Early-stage research funding provides the resources needed to test new ideas and explore promising research directions and generate preliminary data. The preliminary data that we generate is often essential for applying for and securing competitive federal grants.

For researcher at universities like AUM, this type of support can serve as a critical first step toward larger projects that have the potential to make significant scientific and clinical contributions.

How could this research ultimately benefit patients?

I hope my research will deepen our understanding of TNBC biology and how this aggressive form of breast cancer interacts with the immune system.

By identifying novel metabolic mechanisms linked to TNBC progression, our team’s findings could contribute to the development of more effective therapeutic treatment options. Ultimately, my goal is to improve outcomes and the quality of life and overall survival for patients diagnosed with TNBC.

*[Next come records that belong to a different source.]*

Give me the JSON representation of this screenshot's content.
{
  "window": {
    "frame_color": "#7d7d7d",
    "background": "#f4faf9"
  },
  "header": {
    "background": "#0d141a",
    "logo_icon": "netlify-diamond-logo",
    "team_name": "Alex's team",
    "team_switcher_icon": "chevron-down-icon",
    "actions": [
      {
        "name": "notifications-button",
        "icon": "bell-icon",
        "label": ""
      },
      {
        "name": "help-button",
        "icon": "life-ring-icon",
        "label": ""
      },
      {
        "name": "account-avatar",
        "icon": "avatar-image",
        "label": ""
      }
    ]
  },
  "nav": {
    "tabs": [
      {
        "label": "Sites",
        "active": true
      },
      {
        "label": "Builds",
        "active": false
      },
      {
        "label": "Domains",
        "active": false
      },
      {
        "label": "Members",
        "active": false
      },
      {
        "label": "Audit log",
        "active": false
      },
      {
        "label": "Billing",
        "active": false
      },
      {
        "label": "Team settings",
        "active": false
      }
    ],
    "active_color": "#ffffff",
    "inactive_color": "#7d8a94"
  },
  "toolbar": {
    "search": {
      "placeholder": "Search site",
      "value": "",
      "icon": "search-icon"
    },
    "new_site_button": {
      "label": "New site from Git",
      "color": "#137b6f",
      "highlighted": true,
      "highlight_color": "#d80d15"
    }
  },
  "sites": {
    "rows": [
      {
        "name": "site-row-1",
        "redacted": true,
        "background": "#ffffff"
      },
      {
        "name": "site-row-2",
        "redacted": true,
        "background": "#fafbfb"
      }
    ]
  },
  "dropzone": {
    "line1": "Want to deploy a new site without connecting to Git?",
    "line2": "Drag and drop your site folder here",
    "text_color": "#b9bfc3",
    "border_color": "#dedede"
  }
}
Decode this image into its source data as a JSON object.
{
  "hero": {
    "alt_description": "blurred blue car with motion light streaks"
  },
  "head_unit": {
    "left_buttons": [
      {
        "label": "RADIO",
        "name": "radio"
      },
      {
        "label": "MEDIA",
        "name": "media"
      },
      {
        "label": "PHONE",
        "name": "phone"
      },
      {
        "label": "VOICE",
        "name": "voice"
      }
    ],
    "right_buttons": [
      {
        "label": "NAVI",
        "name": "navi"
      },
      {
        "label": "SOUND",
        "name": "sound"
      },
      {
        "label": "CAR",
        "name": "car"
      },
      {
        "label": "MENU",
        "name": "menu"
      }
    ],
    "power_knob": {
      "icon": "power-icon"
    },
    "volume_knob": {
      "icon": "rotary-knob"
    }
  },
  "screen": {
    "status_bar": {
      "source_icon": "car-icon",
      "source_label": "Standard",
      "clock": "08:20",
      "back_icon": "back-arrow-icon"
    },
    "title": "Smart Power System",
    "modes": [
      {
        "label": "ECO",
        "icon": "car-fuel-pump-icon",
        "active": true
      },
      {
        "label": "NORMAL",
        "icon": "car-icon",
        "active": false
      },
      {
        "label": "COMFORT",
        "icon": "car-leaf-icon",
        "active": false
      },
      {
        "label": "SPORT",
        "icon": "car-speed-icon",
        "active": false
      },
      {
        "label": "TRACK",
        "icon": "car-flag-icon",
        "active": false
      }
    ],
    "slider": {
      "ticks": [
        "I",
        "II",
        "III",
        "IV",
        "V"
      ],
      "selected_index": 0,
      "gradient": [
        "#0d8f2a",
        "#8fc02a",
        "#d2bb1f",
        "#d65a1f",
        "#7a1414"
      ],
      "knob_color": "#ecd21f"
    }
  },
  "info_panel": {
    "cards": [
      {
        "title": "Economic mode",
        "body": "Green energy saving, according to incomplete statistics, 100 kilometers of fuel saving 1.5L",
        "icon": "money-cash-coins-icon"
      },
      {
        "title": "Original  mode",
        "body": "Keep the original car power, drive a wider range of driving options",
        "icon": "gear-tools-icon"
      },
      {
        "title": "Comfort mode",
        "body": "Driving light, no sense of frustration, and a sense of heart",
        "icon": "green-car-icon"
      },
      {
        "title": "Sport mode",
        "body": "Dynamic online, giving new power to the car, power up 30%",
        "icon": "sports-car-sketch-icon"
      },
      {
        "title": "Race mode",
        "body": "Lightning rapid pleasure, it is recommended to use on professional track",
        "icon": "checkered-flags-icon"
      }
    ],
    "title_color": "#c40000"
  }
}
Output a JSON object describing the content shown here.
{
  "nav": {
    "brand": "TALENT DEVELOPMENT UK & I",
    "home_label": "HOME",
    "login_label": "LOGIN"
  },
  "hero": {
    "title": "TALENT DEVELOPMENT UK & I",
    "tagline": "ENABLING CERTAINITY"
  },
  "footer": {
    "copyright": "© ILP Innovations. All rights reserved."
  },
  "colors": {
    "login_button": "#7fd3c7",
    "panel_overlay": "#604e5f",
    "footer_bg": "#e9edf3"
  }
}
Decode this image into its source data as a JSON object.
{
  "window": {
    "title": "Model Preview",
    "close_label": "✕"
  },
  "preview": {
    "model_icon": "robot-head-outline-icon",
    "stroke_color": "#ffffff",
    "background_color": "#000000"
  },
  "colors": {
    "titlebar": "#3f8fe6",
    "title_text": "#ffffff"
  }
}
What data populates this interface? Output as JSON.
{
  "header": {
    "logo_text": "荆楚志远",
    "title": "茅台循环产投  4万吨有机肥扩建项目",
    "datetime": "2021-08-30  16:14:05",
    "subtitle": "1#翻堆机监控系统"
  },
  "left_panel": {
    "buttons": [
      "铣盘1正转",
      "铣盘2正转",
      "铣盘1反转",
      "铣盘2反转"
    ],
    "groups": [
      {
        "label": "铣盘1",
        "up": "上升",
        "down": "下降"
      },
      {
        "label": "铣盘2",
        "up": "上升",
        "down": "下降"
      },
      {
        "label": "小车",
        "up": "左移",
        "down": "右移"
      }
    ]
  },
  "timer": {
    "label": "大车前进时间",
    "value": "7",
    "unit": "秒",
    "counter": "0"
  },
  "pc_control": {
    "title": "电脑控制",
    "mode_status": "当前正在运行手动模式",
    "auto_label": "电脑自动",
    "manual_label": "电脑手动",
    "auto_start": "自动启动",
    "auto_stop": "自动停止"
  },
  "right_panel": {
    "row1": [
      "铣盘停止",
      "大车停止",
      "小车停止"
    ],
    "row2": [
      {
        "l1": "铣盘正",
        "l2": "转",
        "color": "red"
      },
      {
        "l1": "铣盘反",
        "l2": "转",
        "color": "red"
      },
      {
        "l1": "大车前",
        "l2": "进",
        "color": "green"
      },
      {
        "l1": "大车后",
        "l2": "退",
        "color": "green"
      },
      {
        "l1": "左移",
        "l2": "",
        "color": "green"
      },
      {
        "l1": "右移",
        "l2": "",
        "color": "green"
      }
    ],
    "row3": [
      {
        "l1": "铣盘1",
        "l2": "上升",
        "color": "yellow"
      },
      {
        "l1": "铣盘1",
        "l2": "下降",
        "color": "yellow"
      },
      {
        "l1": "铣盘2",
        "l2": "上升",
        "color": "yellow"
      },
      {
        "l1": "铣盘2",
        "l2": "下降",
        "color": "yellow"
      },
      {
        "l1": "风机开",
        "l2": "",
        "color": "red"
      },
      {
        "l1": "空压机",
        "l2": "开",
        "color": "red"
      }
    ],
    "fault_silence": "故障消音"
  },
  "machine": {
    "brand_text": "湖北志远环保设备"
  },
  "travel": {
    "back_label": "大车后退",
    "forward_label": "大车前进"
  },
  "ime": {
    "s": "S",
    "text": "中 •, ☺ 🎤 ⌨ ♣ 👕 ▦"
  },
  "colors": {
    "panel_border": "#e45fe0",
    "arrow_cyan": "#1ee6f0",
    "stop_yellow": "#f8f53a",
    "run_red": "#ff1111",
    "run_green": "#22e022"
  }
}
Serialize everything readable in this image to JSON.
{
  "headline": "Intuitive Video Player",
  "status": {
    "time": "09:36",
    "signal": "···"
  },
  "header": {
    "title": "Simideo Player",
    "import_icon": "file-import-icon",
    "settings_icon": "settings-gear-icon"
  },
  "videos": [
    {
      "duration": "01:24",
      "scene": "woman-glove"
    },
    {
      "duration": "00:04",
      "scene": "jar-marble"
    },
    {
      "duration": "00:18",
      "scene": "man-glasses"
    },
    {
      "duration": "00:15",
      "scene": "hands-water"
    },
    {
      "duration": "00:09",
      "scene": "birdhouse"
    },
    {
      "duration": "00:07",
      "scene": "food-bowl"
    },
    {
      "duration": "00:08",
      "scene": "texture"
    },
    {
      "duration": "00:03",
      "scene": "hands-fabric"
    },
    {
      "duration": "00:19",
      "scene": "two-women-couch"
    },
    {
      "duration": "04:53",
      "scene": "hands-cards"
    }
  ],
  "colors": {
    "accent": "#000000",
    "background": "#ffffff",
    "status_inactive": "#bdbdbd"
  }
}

What excites you most about the future of breast cancer research?

What excites me most is the growing understanding of the complex relationship between cancer cells, metabolism and the immune system.

Advances in technologies such as single-cell analysis, metabolomics and artificial intelligence are allowing researchers to now study cancer with unprecedented detail. I am hopeful that these scientific and technological breakthroughs will lead to more precise diagnosis, improve treatments and create better outcomes for patients with TNBC and other forms of breast cancer.